Scary, eh? Cocaine might have been less damaging. 

Some good did come out of it, before it got overwhelming. I was maybe "only" spending eight hours a day online on average when I "met" a woman named Cathy in the USENET group "soc.penpals". She was looking for friends: she found one. 

As our relationship deepened, the rest of my life was still a slow motion dumpster fire. At the time, I was living on the second floor of a large house in Uptown Waterloo. I began spending more and more time in the Lutheran Student House where Cathy lived. I'm still friends with one of her housemates -- a woman who met her partner on ISCABBS after I introduced her to it! 

More and more time, yes. I stopped paying the rent on the Allen St shithole and was living in LSH full time and rent free...for about six months. Then one night I went back to Allen St to retrieve something or other. Unlocked the door and was staring down the barrel of a gun.

I had keys to a house that was no longer my house in any way. All of my stuff had been disposed of when the house sold. Whatever I didn't have at Cathy's -- which, to be fair, was a pretty full wardrobe and hell, everything I REALLY needed -- everything else was gone forever.

I had completely ditched the whole idea of classes by this point.

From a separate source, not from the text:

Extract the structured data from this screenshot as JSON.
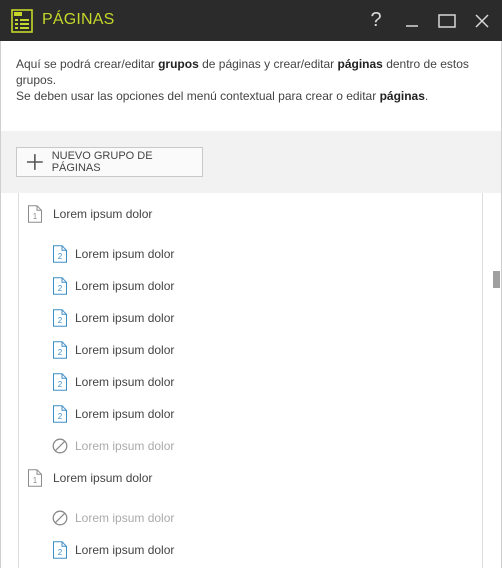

I think I went to four lectures in all of third year, and I didn't bother writing any of the final exams. The only reason I went on campus at all was to get in that computer room and log on, using Cathy's account because I no longer had one. I wrote a Korn shell program that ran to hundreds of lines, creating a whole text interface for both of us. Probably should have majored in computer science and not H.E.L.L. (Honours English Language and Literature). 

I lied through my teeth to everyone. I was just taking a year off, that was all, I needed a break. (I was already broken.) Of course I would go back and get my degree. These were all fictions I told just to keep the world away from me as I self-destructed.

I would never go back. The Laurier rent-a-cops were dead certain I was plotting to murder a professor (I'm not making this up! Story here) and while I wasn't, at all, I might if I ever had to see his phiz again. I would never have people trying to force booze down my throat.  I would never hear professors say "undergrad" like it was a sexually transmitted infection. And I would never live whatever life it was my parents imagined for me. Bereft of the credential, I simply exist. 

I could blame my parents: their zeal to get me out of the house was a bit unnerving, and I CLEARLY left home far too early. I could blame the residence environment for making it impossible to sleep at night. I do blame the professors and the whole "you sit, The Learned One Is About To Expound" model of university education. And of course I could blame the internet, which hooked me but good.

But ultimately? I blame myself, or I did. I've stopped in recent years: no point in it. I'm convinced everyone fucks up their twenties. I just did it better and more thoroughly than most.